In our travels over the holidays and as weather continues to worsen, it’s likely that many of us will see at least one severe car accident. When we come across one, we may feel any combination of sadness and empathy for the folks involved, relief that it’s not us, annoyance at the delay, and an impulse to help. It’s this last bit I’d like to talk about, because wanting to help does nobody any good if it gets the helper hurt too. After all, one of the first rules is to put on your own oxygen mask first, because you can’t save others if you don’t save yourself first.

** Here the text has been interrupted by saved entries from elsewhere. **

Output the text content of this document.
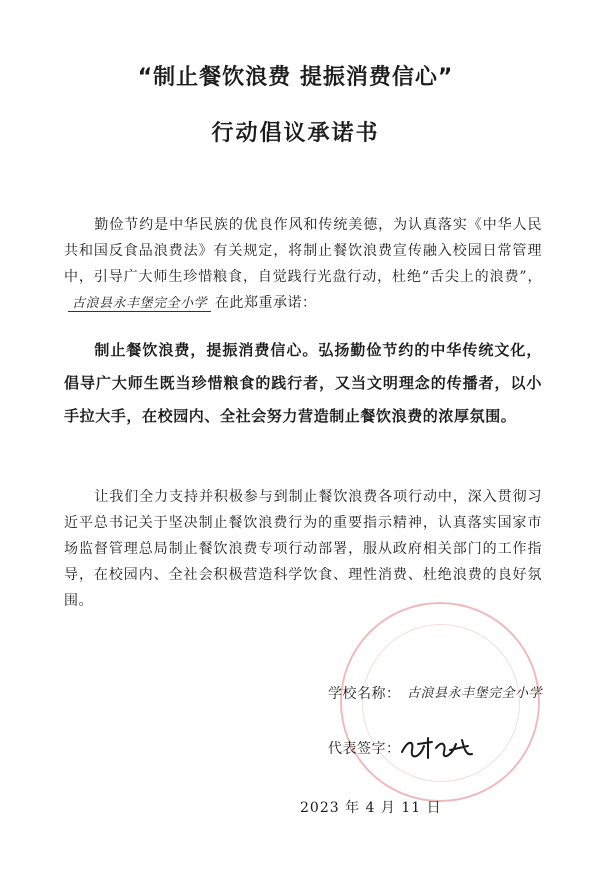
“制止餐饮浪费 提振消费信心”
行动倡议承诺书
勤俭节约是中华民族的优良作风和传统美德，为认真落实《中华人民共和国反食品浪费法》有关规定，将制止餐饮浪费宣传融入校园日常管理中，引导广大师生珍惜粮食，自觉践行光盘行动，杜绝“舌尖上的浪费”，古浪县永丰堡完全小学 在此郑重承诺：
制止餐饮浪费，提振消费信心。弘扬勤俭节约的中华传统文化，倡导广大师生既当珍惜粮食的践行者，又当文明理念的传播者，以小手拉大手，在校园内、全社会努力营造制止餐饮浪费的浓厚氛围。
让我们全力支持并积极参与到制止餐饮浪费各项行动中，深入贯彻习近平总书记关于坚决制止餐饮浪费行为的重要指示精神，认真落实国家市场监督管理总局制止餐饮浪费专项行动部署，服从政府相关部门的工作指导，在校园内、全社会积极营造科学饮食、理性消费、杜绝浪费的良好氛围。
学校名称： 古浪县永丰堡完全小学
代表签字：
2023 年 4 月 11 日
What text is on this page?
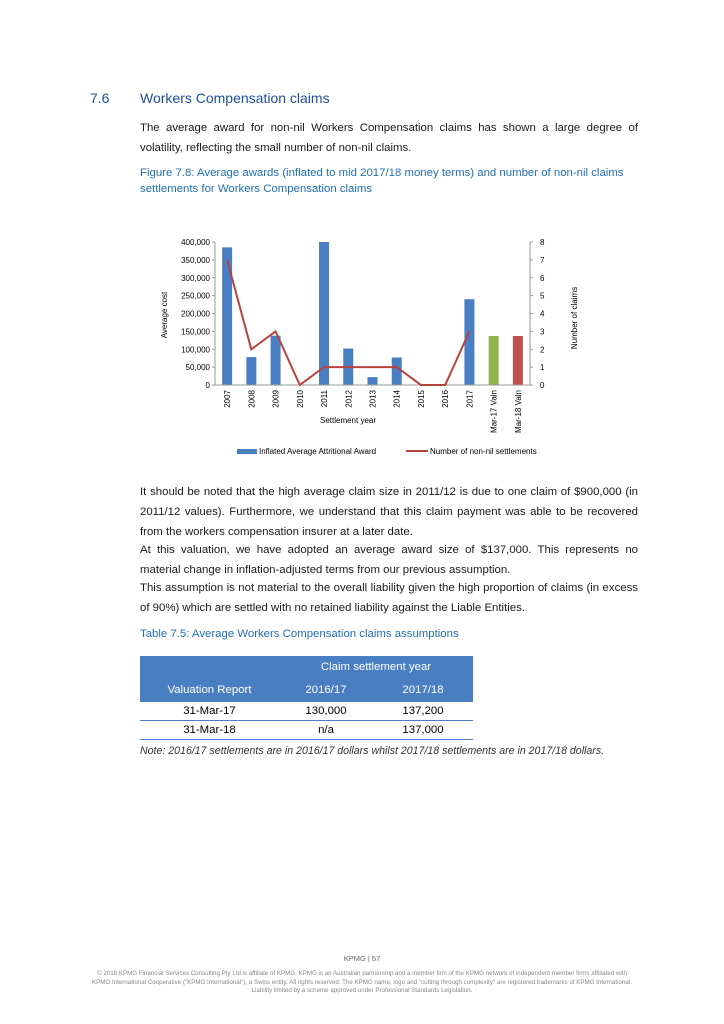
7.6 Workers Compensation claims
The average award for non-nil Workers Compensation claims has shown a large degree of volatility, reflecting the small number of non-nil claims.
Figure 7.8: Average awards (inflated to mid 2017/18 money terms) and number of non-nil claims settlements for Workers Compensation claims
0
50,000
100,000
150,000
200,000
250,000
300,000
350,000
400,000
0
1
2
3
4
5
6
7
8
2007 2008 2009 2010 2011 2012 2013 2014 2015 2016 2017 Mar-17 Valn Mar-18 Valn
Average cost	Number of claims
Settlement year
Inflated Average Attritional Award	Number of non-nil settlements
It should be noted that the high average claim size in 2011/12 is due to one claim of $900,000 (in 2011/12 values). Furthermore, we understand that this claim payment was able to be recovered from the workers compensation insurer at a later date.
At this valuation, we have adopted an average award size of $137,000. This represents no material change in inflation-adjusted terms from our previous assumption.
This assumption is not material to the overall liability given the high proportion of claims (in excess of 90%) which are settled with no retained liability against the Liable Entities.
Table 7.5: Average Workers Compensation claims assumptions
	Claim settlement year	
Valuation Report	2016/17	2017/18
31-Mar-17	130,000	137,200
31-Mar-18	n/a	137,000
Note: 2016/17 settlements are in 2016/17 dollars whilst 2017/18 settlements are in 2017/18 dollars.
KPMG | 57
© 2018 KPMG Financial Services Consulting Pty Ltd is affiliate of KPMG. KPMG is an Australian partnership and a member firm of the KPMG network of independent member firms affiliated with KPMG International Cooperative ("KPMG International"), a Swiss entity. All rights reserved. The KPMG name, logo and "cutting through complexity" are registered trademarks of KPMG International. Liability limited by a scheme approved under Professional Standards Legislation.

We start with one of the most difficult to accept ways of being useful at a car accident scene: keep driving. Keep going at a steady pace, making sure that you limit sudden stops or swerves, and that you stay out of the way of emergency vehicles and people who are on the street doing work for the victims. Like driving carefully in bad weather, the idea is drive defensively, to prevent additional accidents by leaving yourself plenty of room and watching who’s around you to guess what they might do instead of doing your best to see details of the accident. Humans are curious creatures and some amount of rubbernecking is normal, but we need to do our best not to let it take over our driving. Not only is it rude, it means you’re distracted and can rear-end a vehicle in front of you or have to stop so suddenly that you are hit instead. While you’re at it, pay attention for incoming police cars, ambulances, fire trucks, and tow trucks so that you stay out of their paths. That will help them get to the accident as quickly as possible so that the people involved can be treated and the vehicles cleared for the road to reopen. It doesn’t feel like much of anything at all, I know, but I promise both emergency services and other drivers will appreciate your efforts to keep traffic moving.
You may not be able to get your car past the accident scene, or really really not want to. In those cases, you might be able to help while staying safely inside. For instance, if you don’t see emergency services coming (or you witnessed the crash), you might want to call 911 to get them on their way. Remember, though, that dispatchers are a limited resource so be thoughtful about whether your call will alert them to something they don’t know about, or clog up their phone lines and attention. If you saw what happened and want to help by providing that information for investigation purposes, you may be better off waiting until the police show up or calling them later on their non-emergency line to give your statement. You can also park your car and turn on lights and blinkers to make the accident scene more visible. This becomes especially important when lighting or weather conditions, bends in the road, or similar vision barriers are in play, so that you can help others drive by safely. If your way forward is blocked, even just pulling your car well out of the way and not getting out of it can be good, because you aren’t interfering with rescue work and you aren’t becoming a new accident.
If you must get out, then be extra careful to keep in mind your own safety first. You need to pay close attention to what other cars are doing, so that you don’t become an extra victim. It’s distressingly common for another vehicle to come along and run into one of the cars stopped for the accident, pushing it into the people behind it, or to hit a person who is walking out from behind or between those stopped cars. Not everyone will be as courteous and careful as you will be when you drive by a crash, so take those folks into account if you leave your vehicle. Then while you’re out there, don’t just stand around and get in the way, thinking that more people on site is somehow helpful. Either remove yourself from the scene as much as possible, or do something useful. One of the reasons I recommend the Stop the Bleed program so highly is because it will teach you some of the skills that can be important in these types of circumstances. Expanding beyond that into more comprehensive first aid programs, and carrying appropriate medical supplies with you or in your vehicle, will enable you to manage the scene and treat injured people until professional help arrives. Part of that may – and perhaps should – include considering how to direct traffic around the accident. Flares, reflective hazard triangles, and bright flashlights all can direct emergency services towards the accident and keep other cars away. Having those in your car and knowing how to use them can be part of protecting accident victims as much as ensuring you stay safe while you do it.
I get it: none of us wants to be the kind of person who would turn away from a fellow human being in need of aid. Having compassion for someone who is hurt and wanting to help is normal, and even admirable. To do so productively, however, can be challenging. One of the ways we can do that is to expand our idea of what helping looks like. Sometimes, it’s not direct, hands-on aid so much as staying out of the way. At the same time, we need to contract our idea of what helping looks like, so that we don’t include scenarios where we become more of a hindrance if not our own tragedy entirely. Thinking through the circumstances where we might offer assistance, and ensuring that we have considered potential outcomes and consequences and prepared ourselves accordingly is vital not only for your own survival, but for best helping the folks around you.